Dr. Snow considered it a congenital malformation, as there were no signs of old inflammation, and but a very little recent lymph. The appendix was adherent by a mesentery of its own, leaving an aperture through which the thumb could pass. The strangulation, however, was caused by a separate band. In the Mémoires de l'Académie de Chirurgie, he found a case exactly resembling this, where a band three fingers' [42/43] breadth long, and one inch from the cæcum, was attached to the appendix and the mesentery. He thought that the pushing of the uterus may have caused the bowels to become strangulated; and this he considered borne out by M. de la Faye, (vol. iv.,) in whose case strangulation was brought on by change of posture. The man had had several attacks of pain previous, which were probably owing to the bowel becoming strangulated for a short time. Dr. Snow then showed the impropriety of active purging in cases where suspicious pains have existed before. At the post-mortem of Mr.
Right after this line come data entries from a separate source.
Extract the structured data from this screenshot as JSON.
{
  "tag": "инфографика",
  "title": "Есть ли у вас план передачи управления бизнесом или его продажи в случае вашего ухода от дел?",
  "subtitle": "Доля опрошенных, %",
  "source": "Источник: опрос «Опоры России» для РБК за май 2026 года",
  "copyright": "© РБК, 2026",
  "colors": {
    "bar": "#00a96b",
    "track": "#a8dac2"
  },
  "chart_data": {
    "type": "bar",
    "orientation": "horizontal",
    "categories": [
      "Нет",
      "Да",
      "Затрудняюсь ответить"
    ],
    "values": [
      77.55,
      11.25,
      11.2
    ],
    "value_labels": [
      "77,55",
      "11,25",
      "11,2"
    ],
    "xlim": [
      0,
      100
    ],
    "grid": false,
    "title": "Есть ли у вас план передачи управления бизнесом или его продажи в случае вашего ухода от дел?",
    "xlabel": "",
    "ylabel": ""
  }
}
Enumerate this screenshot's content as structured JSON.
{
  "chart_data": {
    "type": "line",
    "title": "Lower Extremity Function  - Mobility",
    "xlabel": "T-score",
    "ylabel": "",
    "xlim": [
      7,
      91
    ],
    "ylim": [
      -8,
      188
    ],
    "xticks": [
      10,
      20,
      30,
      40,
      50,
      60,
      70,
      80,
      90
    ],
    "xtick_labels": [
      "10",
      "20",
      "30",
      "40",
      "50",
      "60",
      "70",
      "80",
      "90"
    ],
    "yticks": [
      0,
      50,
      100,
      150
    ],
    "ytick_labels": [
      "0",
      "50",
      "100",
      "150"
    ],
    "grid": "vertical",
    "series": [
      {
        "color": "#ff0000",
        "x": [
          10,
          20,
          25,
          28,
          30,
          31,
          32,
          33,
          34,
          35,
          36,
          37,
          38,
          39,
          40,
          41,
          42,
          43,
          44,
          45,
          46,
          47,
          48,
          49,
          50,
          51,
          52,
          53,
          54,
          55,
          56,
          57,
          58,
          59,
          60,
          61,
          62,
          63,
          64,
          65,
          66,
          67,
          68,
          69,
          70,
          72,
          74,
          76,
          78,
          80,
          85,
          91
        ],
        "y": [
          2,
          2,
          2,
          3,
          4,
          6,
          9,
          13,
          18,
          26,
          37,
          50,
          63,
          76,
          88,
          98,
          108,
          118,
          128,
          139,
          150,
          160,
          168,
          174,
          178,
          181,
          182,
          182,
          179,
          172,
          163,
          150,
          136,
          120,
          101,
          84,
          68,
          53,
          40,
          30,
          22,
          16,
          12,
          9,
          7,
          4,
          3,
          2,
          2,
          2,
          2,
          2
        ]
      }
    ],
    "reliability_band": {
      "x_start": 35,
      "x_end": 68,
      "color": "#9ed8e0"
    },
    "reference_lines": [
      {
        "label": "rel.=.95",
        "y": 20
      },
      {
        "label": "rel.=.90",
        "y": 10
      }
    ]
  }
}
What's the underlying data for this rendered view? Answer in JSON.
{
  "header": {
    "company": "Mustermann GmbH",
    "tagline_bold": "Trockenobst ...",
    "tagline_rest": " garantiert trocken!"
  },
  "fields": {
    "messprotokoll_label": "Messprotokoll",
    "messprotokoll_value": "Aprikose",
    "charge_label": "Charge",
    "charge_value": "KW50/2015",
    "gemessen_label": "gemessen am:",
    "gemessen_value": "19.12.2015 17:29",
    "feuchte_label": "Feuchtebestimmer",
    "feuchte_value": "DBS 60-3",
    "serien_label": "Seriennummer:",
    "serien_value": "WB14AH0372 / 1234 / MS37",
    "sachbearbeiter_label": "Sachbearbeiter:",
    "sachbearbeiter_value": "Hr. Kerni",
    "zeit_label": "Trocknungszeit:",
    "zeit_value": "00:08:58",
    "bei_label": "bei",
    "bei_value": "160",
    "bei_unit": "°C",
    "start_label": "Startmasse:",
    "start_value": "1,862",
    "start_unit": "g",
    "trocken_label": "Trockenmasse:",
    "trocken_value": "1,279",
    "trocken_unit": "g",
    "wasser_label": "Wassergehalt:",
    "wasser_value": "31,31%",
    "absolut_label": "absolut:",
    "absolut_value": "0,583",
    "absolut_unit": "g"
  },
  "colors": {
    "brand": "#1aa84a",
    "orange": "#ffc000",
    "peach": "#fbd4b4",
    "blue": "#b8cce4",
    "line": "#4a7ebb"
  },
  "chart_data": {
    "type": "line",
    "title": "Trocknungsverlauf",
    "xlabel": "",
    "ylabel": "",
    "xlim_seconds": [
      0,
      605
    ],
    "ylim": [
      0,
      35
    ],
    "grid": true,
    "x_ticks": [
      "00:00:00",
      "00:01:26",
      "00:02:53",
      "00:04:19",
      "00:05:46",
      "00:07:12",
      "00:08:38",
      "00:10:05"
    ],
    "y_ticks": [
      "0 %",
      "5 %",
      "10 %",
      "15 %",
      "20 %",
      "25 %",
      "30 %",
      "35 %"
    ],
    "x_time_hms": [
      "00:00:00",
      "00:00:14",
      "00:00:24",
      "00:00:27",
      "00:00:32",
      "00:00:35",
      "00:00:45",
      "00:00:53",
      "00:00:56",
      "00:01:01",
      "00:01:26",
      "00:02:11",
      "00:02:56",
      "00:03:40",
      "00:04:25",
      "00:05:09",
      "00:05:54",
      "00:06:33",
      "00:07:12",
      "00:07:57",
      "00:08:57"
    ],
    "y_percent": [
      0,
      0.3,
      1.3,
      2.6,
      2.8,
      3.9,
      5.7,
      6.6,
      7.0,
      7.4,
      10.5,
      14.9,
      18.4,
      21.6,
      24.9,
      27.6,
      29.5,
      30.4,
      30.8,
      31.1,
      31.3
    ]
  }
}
Marshall's case, the uterus had to be opened before the seat of strangulation sould [sic] be seen; the colon was turned over; the ilium lay on the outside of it, requiring the parts to be reversed, after the band was broken, before they could be placed in their proper position the tongue was red and dry; the mucous membrane of the stomach a little softened. He then mentioned a case where the appendix vermiformis was found with a mesentery attached to it, in an embryo; another, where the cæcum and appendix were both found in an umbilical hernia; and a third case where the appendix was in the pelvis.

In answer to a question by Mr. Brooke, Mr. Marshall said that the pain in his case was general, and not at all local.

Mr. Brooke mentioned, . . . .

Mr. Clarke remembered a case . . . .

Mr. Norman would not trust too much to local pain, . . . .

Dr. Chowne doubted . . . .

Mr. Hancock considered . . . .

Dr. Coley asked . . . .

"Medical Societies. Westminster Medical Society," Lancet 1 (2 January 1847): 42-43.

The discussion, beginning with "Dr. Snow considered . . .," was published in LMG 39 (8 January 1847): 75-76. The editors eliminated the prior portion on the grounds that "this case was fully detailed by Dr. Snow in the last volume [1846] of the Gazette, page 1049.